4. The acceptance speech: not by any means my favorite Obama speech. I love the soaring and inspiring rhetoric of his early-Primary era stump speech, not to mention the 2004 keynote speech or the Dr. King birthday speech. But those speeches will be back, starting on Inauguration Day. For this point in the campaign, with some of McCain's attacks having gained some traction, this was the speech Obama needed to make. It the was the perfect mix of aspiration, recognition of the historic moment, recitation of policy changes he will make, justification for change and, yes, direct, hard-hitting and well-deserved attacks on McCain.
5. Two other speeches not shown on the network feeds but worthing watching a first or even second time: John Kerry's foreign policy speech from Wednesday night and Montana Governor Brian Schweitzer's speech from Tuesday. I don't like him as much as his friend, Montana Senator Jon Tester, but Schweitzer is quite the populist character. He wears blue jeans in his day-to-day work as governor and takes his Border Collie everywhere. I'm not sure exactly what it is yet, but he definitely has a future at the national level. If you didn't see the speech last week, check it out here.

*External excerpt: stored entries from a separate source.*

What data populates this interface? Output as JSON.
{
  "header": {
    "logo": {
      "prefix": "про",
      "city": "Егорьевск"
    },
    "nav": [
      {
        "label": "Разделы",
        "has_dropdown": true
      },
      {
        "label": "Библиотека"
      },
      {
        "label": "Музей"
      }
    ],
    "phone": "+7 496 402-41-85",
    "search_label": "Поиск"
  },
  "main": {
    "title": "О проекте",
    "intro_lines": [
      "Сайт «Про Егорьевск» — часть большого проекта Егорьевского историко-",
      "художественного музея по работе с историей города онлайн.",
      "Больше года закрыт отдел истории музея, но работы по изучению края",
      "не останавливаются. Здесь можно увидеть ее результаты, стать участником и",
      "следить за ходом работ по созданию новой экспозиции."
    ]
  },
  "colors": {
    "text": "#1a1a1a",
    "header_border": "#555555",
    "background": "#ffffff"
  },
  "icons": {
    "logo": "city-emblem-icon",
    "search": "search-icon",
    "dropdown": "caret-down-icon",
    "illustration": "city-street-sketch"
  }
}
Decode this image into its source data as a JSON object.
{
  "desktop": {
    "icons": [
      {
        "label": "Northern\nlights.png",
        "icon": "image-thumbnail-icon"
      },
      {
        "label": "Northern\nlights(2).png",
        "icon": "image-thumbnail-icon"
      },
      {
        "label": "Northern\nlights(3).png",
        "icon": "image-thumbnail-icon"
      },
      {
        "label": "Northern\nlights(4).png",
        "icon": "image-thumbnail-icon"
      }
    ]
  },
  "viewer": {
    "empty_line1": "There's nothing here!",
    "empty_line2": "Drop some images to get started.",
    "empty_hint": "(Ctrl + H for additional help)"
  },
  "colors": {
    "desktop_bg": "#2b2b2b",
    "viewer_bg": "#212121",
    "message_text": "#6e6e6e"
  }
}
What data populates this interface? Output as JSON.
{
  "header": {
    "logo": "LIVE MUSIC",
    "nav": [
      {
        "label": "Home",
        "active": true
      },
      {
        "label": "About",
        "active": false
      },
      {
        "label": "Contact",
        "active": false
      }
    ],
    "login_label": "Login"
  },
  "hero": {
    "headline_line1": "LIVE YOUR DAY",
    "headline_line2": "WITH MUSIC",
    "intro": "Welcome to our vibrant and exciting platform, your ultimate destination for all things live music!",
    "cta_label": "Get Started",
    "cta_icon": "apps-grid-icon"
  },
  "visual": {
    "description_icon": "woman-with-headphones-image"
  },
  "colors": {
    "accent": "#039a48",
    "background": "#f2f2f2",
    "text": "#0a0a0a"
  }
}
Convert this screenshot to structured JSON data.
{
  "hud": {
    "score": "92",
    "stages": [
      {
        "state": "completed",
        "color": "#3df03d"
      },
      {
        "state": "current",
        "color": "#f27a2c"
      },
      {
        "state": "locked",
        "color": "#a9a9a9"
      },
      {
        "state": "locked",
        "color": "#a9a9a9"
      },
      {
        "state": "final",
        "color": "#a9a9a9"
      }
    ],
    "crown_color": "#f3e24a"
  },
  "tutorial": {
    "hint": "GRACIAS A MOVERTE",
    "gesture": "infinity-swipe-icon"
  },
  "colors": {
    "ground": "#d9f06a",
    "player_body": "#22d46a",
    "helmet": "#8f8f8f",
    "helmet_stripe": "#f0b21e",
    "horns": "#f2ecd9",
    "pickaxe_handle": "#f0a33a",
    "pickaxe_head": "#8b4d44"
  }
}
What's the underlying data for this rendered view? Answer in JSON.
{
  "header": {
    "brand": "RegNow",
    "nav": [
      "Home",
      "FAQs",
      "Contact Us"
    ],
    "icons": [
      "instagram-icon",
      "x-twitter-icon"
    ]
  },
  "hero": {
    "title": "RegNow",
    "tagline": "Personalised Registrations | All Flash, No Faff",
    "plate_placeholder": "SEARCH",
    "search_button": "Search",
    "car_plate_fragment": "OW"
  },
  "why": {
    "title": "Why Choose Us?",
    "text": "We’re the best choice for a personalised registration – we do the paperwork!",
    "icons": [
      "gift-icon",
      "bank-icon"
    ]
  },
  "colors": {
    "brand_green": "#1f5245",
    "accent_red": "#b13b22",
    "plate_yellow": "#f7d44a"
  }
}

6. All-in-all the week a huge success for Obama. Everything, including the reconciliation with the Clintons, was executed perfectly. It's too bad that McCain's cynical VP selection did have the effect of cutting short some of the excitement left by Obama after his speech. But, that unveiling can't take away the fact that the Democratic Convention saw the highest television ratings of any political convention ever, 22.4 million average viewership, with 38.3 million for the acceptance speech itself. Even before Gustav started to cut short the Republican Convention (in some ways, to their advantage) it's hard to see how the Republicans come even close to pulling of a show like this.